His hand hesitated over a razor, but in the end he decided against removal. After things settled down perhaps, not now. The beard was a disappointment, yet he felt safer behind it. Less chance for an expression to betray him.
He had chosen a carefully casual rust brown suit to wear today, which struck a note midway between Riley Quinn's sartorial elegance and David Wade's graduate sloppiness. After combing his hair, he gave it an artful mussing with his fingers, then nodded in satisfaction. He looked intellectual and reliable but still hip. Of the arts but not too arty.
Only his eyes betrayed a shifting fear and indecision. Had the police heard about his fight with Quinn? Should he bring it up himself? Wouldn't that make it look as if he attached no importance to it, and that it hadn't been a serious thing? On the other hand, if Quinn hadn't mentioned it to anyone, and if Doris Quinn hadn't overheard them, maybe nobody ever had to hear about it. What the police didn't know certainly couldn't hurt him.

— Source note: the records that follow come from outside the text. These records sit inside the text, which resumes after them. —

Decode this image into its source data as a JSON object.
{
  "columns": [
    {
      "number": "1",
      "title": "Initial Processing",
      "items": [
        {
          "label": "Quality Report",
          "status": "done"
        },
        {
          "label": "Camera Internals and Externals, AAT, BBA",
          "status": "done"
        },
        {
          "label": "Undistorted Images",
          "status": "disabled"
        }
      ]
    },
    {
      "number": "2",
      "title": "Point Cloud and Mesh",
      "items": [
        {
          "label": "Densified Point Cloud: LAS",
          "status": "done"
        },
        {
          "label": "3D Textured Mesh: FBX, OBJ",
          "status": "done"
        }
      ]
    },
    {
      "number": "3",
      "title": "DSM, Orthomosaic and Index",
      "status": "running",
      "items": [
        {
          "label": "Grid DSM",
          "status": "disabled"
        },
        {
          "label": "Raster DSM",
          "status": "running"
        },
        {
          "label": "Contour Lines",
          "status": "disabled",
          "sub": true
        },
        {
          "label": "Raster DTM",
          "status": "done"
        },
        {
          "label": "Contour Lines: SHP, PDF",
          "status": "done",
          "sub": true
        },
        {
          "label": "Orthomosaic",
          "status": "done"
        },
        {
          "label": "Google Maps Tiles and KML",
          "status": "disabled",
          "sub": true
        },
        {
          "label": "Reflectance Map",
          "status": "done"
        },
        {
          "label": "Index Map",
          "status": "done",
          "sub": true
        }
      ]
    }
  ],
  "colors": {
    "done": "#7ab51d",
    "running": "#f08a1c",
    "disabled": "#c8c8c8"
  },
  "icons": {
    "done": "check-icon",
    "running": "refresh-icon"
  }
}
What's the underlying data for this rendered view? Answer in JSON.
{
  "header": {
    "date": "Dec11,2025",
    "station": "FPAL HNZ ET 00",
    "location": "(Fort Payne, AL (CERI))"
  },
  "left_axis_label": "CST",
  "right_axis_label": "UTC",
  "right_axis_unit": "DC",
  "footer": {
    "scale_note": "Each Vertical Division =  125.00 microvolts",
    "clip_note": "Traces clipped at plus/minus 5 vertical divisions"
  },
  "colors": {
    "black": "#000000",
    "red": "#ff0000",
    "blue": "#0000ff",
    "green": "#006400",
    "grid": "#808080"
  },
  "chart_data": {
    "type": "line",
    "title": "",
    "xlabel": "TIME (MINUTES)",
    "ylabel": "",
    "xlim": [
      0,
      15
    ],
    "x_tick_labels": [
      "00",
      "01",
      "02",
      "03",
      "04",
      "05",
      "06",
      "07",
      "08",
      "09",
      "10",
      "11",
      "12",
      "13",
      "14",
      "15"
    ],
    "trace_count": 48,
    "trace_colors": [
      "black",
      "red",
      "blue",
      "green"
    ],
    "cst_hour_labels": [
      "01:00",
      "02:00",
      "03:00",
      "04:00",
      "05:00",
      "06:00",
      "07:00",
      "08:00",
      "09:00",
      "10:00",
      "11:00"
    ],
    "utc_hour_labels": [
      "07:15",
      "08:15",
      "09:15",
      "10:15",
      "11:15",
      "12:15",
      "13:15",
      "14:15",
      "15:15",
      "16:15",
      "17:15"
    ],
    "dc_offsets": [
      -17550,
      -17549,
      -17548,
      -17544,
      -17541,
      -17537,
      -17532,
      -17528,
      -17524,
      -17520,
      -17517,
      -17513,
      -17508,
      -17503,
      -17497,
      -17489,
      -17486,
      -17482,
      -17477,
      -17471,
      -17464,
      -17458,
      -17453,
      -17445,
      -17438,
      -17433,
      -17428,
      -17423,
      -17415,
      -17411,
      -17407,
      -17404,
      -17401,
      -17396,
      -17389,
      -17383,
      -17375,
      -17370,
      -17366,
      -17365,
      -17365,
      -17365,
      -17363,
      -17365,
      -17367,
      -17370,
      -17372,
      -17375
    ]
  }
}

Riley Quinn! That double-dyed bastard! After all the work he'd done! The insults he'd swallowed from other faculty members. As if he could be fobbed off with an associate professorship when he'd been promised!. And damned if Quinn hadn't threatened during their fight to renege on his backing with the college's promotions committee.
Remembered rage held him rigid until he reminded himself that rage was unnecessary now. Riley Quinn was dead. The book would be half his now and carry his name, too, after all; and unless Oscar Nauman suddenly became involved in the departmental politics and actively opposed him, his promotion would go on through automatically.
Everything was set. All he had to do now was recast that chapter that had Leyden lumped-rather wittily, too, because say what you will, Riley Quinn had possessed a devastating way with words-with other artists who'd earned Quinn's displeasure or scorn. He could slip Leyden over three chapters and add a couple of paragraphs about him somewhere between Andy Warhol and Chuck Close. That should satisfy Piers Leyden.